Al igual que en épocas pretéritas, actualmente se continua creyendo en la existencia de seres fantásticos, que dominan desde las alturas las acciones de los terrestres. Estas creencias estipulan que, al morir, las personas están ya predeterminadas a ir, cuando llegue el señor, al infierno o la gloria, en consonancia con su comportamiento, tanto en lo relativo al cumplimiento de los diez mandamientos como en lo que concierne a la predica del evangelio y la participación en actividades eclesiásticas. Existe todo un arsenal sectario, con distintas denominaciones e interpretaciones sobre las sagradas escrituras, con sus propios libros sagrados, sincretismo, etc., que tiene como común denominador la creencia en la existencia de vida o energía etérea omnipresente, que rige los destinos de las personas.

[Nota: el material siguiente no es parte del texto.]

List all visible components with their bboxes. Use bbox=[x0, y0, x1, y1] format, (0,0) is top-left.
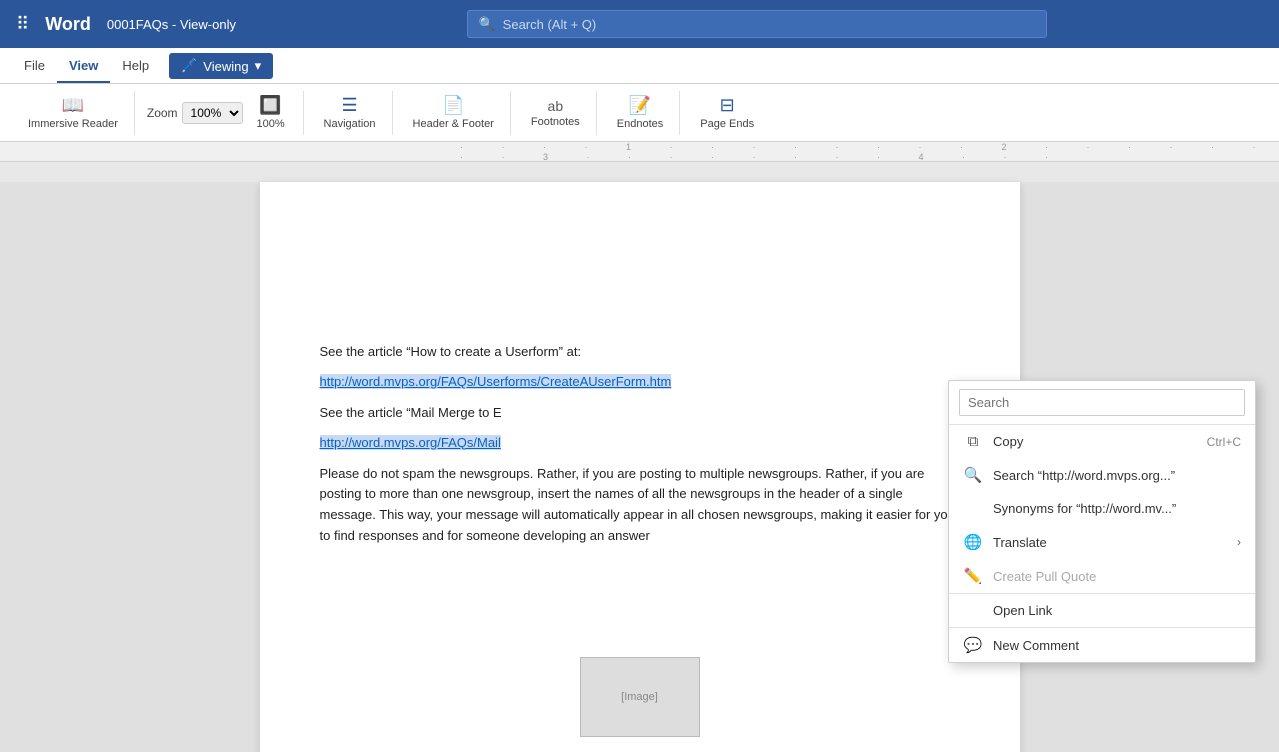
tab-file[interactable]: File bbox=[12, 52, 57, 83]
open-link-icon: · bbox=[963, 602, 983, 619]
pull-quote-icon: ✏️ bbox=[963, 567, 983, 585]
ctx-synonyms-item[interactable]: · Synonyms for “http://word.mv...” bbox=[949, 492, 1255, 525]
footnotes-button[interactable]: ab Footnotes bbox=[523, 94, 588, 132]
context-menu: ⧉ Copy Ctrl+C 🔍 Search “http://word.mvps… bbox=[948, 380, 1256, 663]
tab-help[interactable]: Help bbox=[110, 52, 161, 83]
ctx-synonyms-label: Synonyms for “http://word.mv...” bbox=[993, 501, 1241, 516]
endnotes-icon: 📝 bbox=[629, 95, 651, 116]
viewing-button[interactable]: 🖊️ Viewing ▾ bbox=[169, 53, 273, 79]
tab-view[interactable]: View bbox=[57, 52, 110, 83]
immersive-reader-button[interactable]: 📖 Immersive Reader bbox=[20, 91, 126, 134]
ribbon-tabs: File View Help 🖊️ Viewing ▾ bbox=[0, 48, 1279, 84]
doc-line1: See the article “How to create a Userfor… bbox=[320, 342, 960, 363]
zoom-100-icon: 🔲 bbox=[259, 95, 281, 116]
global-search-bar[interactable]: 🔍 bbox=[467, 10, 1047, 38]
doc-paragraph: Please do not spam the newsgroups. Rathe… bbox=[320, 464, 960, 547]
ctx-open-link-label: Open Link bbox=[993, 603, 1241, 618]
ctx-open-link-item[interactable]: · Open Link bbox=[949, 593, 1255, 627]
endnotes-group: 📝 Endnotes bbox=[601, 91, 680, 135]
endnotes-button[interactable]: 📝 Endnotes bbox=[609, 91, 671, 134]
ctx-pull-quote-item: ✏️ Create Pull Quote bbox=[949, 559, 1255, 593]
ctx-new-comment-item[interactable]: 💬 New Comment bbox=[949, 627, 1255, 662]
context-search-input[interactable] bbox=[959, 389, 1245, 416]
navigation-group: ☰ Navigation bbox=[308, 91, 393, 135]
header-footer-icon: 📄 bbox=[442, 95, 464, 116]
ctx-search-web-item[interactable]: 🔍 Search “http://word.mvps.org...” bbox=[949, 458, 1255, 492]
viewing-icon: 🖊️ bbox=[181, 58, 197, 74]
header-footer-group: 📄 Header & Footer bbox=[397, 91, 511, 135]
ctx-translate-item[interactable]: 🌐 Translate › bbox=[949, 525, 1255, 559]
chevron-down-icon: ▾ bbox=[255, 58, 262, 74]
ctx-copy-shortcut: Ctrl+C bbox=[1207, 435, 1241, 449]
navigation-button[interactable]: ☰ Navigation bbox=[316, 91, 384, 134]
footnotes-icon: ab bbox=[548, 98, 564, 114]
ctx-translate-label: Translate bbox=[993, 535, 1227, 550]
page-ends-button[interactable]: ⊟ Page Ends bbox=[692, 91, 762, 134]
zoom-100-button[interactable]: 🔲 100% bbox=[247, 91, 295, 134]
copy-icon: ⧉ bbox=[963, 433, 983, 450]
word-logo: Word bbox=[45, 14, 91, 35]
ribbon-toolbar: 📖 Immersive Reader Zoom 100% 75% 125% 15… bbox=[0, 84, 1279, 142]
page-ends-group: ⊟ Page Ends bbox=[684, 91, 770, 135]
immersive-reader-label: Immersive Reader bbox=[28, 118, 118, 130]
new-comment-icon: 💬 bbox=[963, 636, 983, 654]
ctx-pull-quote-label: Create Pull Quote bbox=[993, 569, 1241, 584]
doc-title: 0001FAQs - View-only bbox=[107, 17, 236, 32]
ruler: · · · · 1 · · · · · · · · 2 · · · · · · … bbox=[0, 142, 1279, 162]
title-bar: ⠿ Word 0001FAQs - View-only 🔍 bbox=[0, 0, 1279, 48]
header-footer-button[interactable]: 📄 Header & Footer bbox=[405, 91, 502, 134]
zoom-label: Zoom bbox=[147, 106, 178, 120]
search-web-icon: 🔍 bbox=[963, 466, 983, 484]
search-icon: 🔍 bbox=[478, 16, 494, 32]
waffle-icon[interactable]: ⠿ bbox=[12, 10, 33, 39]
doc-link2[interactable]: http://word.mvps.org/FAQs/Mail bbox=[320, 435, 501, 450]
doc-line2: See the article “Mail Merge to E bbox=[320, 403, 960, 424]
footnotes-group: ab Footnotes bbox=[515, 91, 597, 135]
immersive-reader-icon: 📖 bbox=[62, 95, 84, 116]
document-page: See the article “How to create a Userfor… bbox=[260, 182, 1020, 752]
context-search-box bbox=[949, 381, 1255, 425]
translate-icon: 🌐 bbox=[963, 533, 983, 551]
ctx-new-comment-label: New Comment bbox=[993, 638, 1241, 653]
ctx-search-web-label: Search “http://word.mvps.org...” bbox=[993, 468, 1241, 483]
search-input[interactable] bbox=[503, 17, 1037, 32]
doc-link1[interactable]: http://word.mvps.org/FAQs/Userforms/Crea… bbox=[320, 374, 672, 389]
ctx-copy-label: Copy bbox=[993, 434, 1197, 449]
zoom-select[interactable]: 100% 75% 125% 150% bbox=[182, 102, 243, 124]
ctx-copy-item[interactable]: ⧉ Copy Ctrl+C bbox=[949, 425, 1255, 458]
translate-submenu-arrow: › bbox=[1237, 535, 1241, 549]
immersive-reader-group: 📖 Immersive Reader bbox=[12, 91, 135, 135]
synonyms-icon: · bbox=[963, 500, 983, 517]
navigation-icon: ☰ bbox=[341, 95, 357, 116]
page-ends-icon: ⊟ bbox=[720, 95, 735, 116]
zoom-group: Zoom 100% 75% 125% 150% 🔲 100% bbox=[139, 91, 304, 135]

Es un tema de creencia individual o colectiva, que se basa en la apreciación subjetiva de cada creyente en lo referente a su contacto con un ser supremo inmaterial que lo puede encaminar hacia el bienestar o abandonarlo a su libre albedrio, en consonancia con su capacidad de cumplir con la doctrina, pedirle o no en oración, o darle o rendirle ciertos tributos, tanto a la deidad como a sus representantes térreos.
En lo referente a lo inmaterial, a lo etéreo o lo espiritual, hay tanta subjetividad en esta apreciación, que el cerebro humano, da rienda suelta a su creatividad y con obras de arte pictóricas y esculturales, en adición a todo un aparato doctrinario, ha embarcado a gran parte de la humanidad en estos menesteres. Se invoca la fe, la creencia pura y simple, sin ninguna explicación lógica o científica que explique la doctrina.
Por su parte, las personas y las instituciones de ciencia, continúan sus afanes por descubrir la existencia de vida extraterrestre y darle explicación a un conjunto de fenómenos que se manifiestan en nuestro sistema solar.